The Super Club’s owner’s interpretation of market research reminds me of company’s I’ve worked with. It seems overly simplistic. Maybe they don’t really care and are using research just as way to bolster their side. But, if they are truly concerned about the future because younger people are tuning in less, I’d pose this question.

Tuning in less compared to what? Compared to older generations at the moment or compared to prior younger generations 10, 20 and 30 years ago?

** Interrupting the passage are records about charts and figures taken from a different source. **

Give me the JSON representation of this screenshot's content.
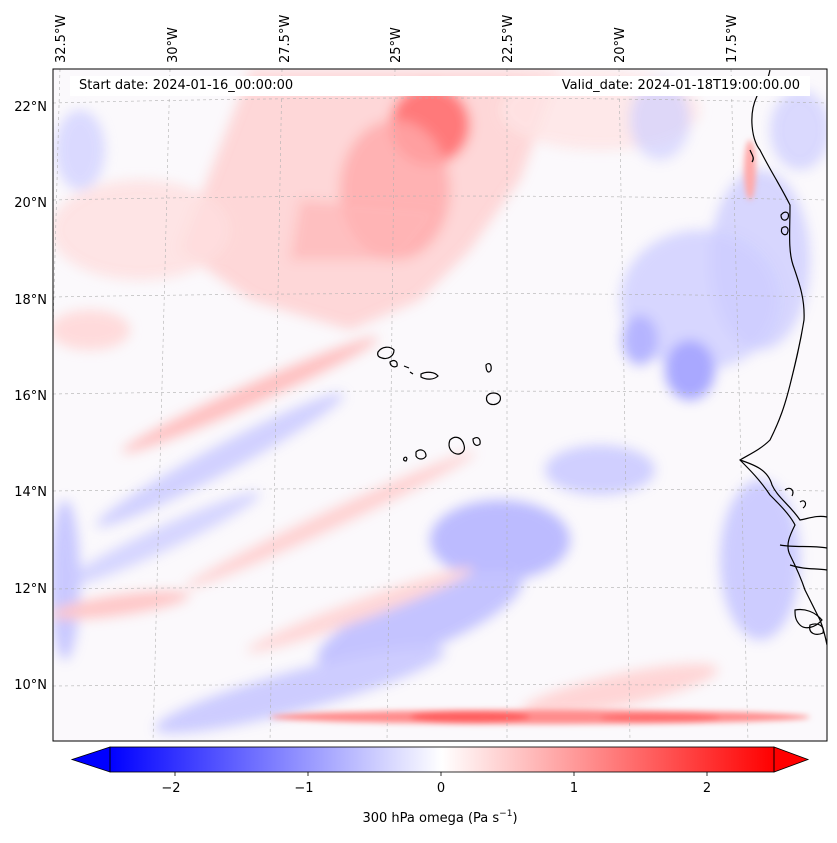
{
  "map": {
    "title_left": "Start date: 2024-01-16_00:00:00",
    "title_right": "Valid_date: 2024-01-18T19:00:00.00",
    "lon_labels": [
      "32.5°W",
      "30°W",
      "27.5°W",
      "25°W",
      "22.5°W",
      "20°W",
      "17.5°W"
    ],
    "lat_labels": [
      "22°N",
      "20°N",
      "18°N",
      "16°N",
      "14°N",
      "12°N",
      "10°N"
    ],
    "extent": {
      "lon_min": -32.9,
      "lon_max": -15.6,
      "lat_min": 8.9,
      "lat_max": 22.7
    },
    "field": "300 hPa omega",
    "colors": {
      "negative": "#0000ff",
      "neutral": "#ffffff",
      "positive": "#ff0000",
      "coast": "#000000"
    }
  },
  "colorbar": {
    "label_main": "300 hPa omega (Pa s",
    "label_exp": "−1",
    "label_close": ")",
    "ticks": [
      "−2",
      "−1",
      "0",
      "1",
      "2"
    ],
    "range": [
      -2.6,
      2.6
    ],
    "extend": "both"
  }
}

I’ve seen company managers make the mistake of reacting to the former, believing it was a sign of things to come so they need to do something now! But, when they do the comparison to prior generations of young folks, they find that viewership is either about the same or better. Which means, that sometimes it takes awhile to grow into viewing a sport. It turns out, young folks have a lot of things to do with their time. But, as they get older and settle down, watching the match becomes something they do more.

Recently on Twitter, Alexi Lalas analogized pro-pro/rel folks in the US of being for letting someone live in someone else’s house rent free. In this case, he said that turning MLS into pro/rel would allow clubs that get promoted into MLS to benefit from all the investment MLS has made.

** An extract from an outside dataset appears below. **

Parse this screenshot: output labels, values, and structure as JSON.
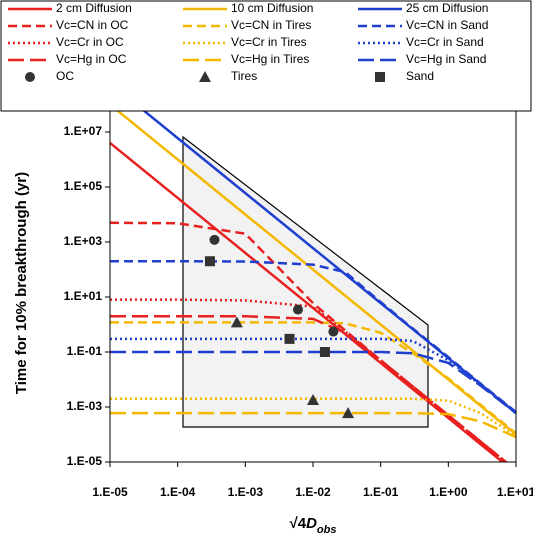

This reminded me of the Super Club/UEFA tension. The Super Clubs thought they were soccer. But, when UEFA said it would ban Super Clubs and its players from participating in UEFA/FIFA sanctioned competitions, like the clubs’ home leagues or the World Cup, then that pretty much ended the Super Club.

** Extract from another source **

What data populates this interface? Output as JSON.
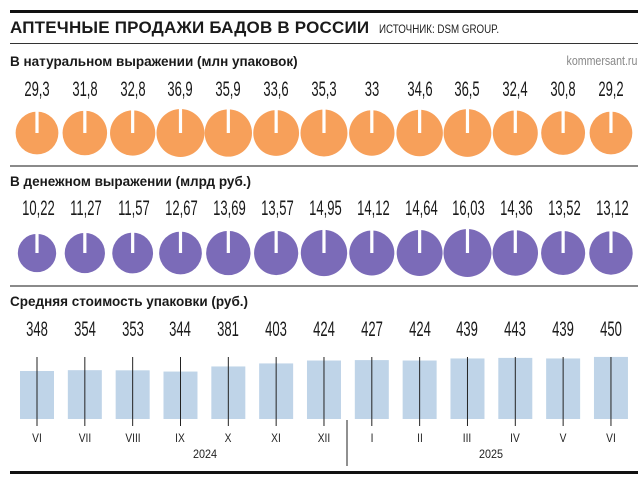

It made me think of Lalas’ analogy. Whom is living in whose house rent free?

The Super Clubs realized how much of their value was tied to these competitions. They claimed UEFA acted in a monopolistic manner and I think that may still be in court on that.

But, regardless of the legal outcome, it gets to the truth of how much value the Super Clubs owe to FIFA. A lot. Maybe most.

These clubs could go it alone and break free of FIFA altogether, but they know that would basically be starting from scratch with a brand new sport that might look and feel like soccer, but would not likely have the best players and people would not tune in and their clubs would quickly lose value.

Finally, what strikes me is how all of these arguments also apply to MLS, which is basically a super league in the U.S. and operates as an approved FIFA exception to the very same sporting merit principle codified in FIFA’s guidelines, that was staunchly applied to keep the Super League from forming.

I’m wondering when others will notice that.

“Home Field Disadvantage: How the Organization of Soccer in the United States Affects Athletic and Economic Competitiveness”

In the Michigan Law Review, Carolina Velarde, does a great job of explaining the complex particulars of the overly bureaucratic soccer organization in the U.S. in her paper titled, Home Fie Disadvantage: How the Organization of Soccer in the United States Affects Athletic and Economic Competitiveness (HT: The Chris Kessel on Twitter).

Such a great title. The way soccer has been organized in the U.S., which we are gaslighted into believing to help it, hurts it, giving us a disadvantage on the world stage.

In an attempt to summarize, Velarde lays out how the soccer powers that be in the U.S. have used the VERY laws meant to protect consumers, by restraining monopoly powers and maintaining competitiveness, are used for the opposite, to achieve virtual monopoly powers and keep a lid on competition.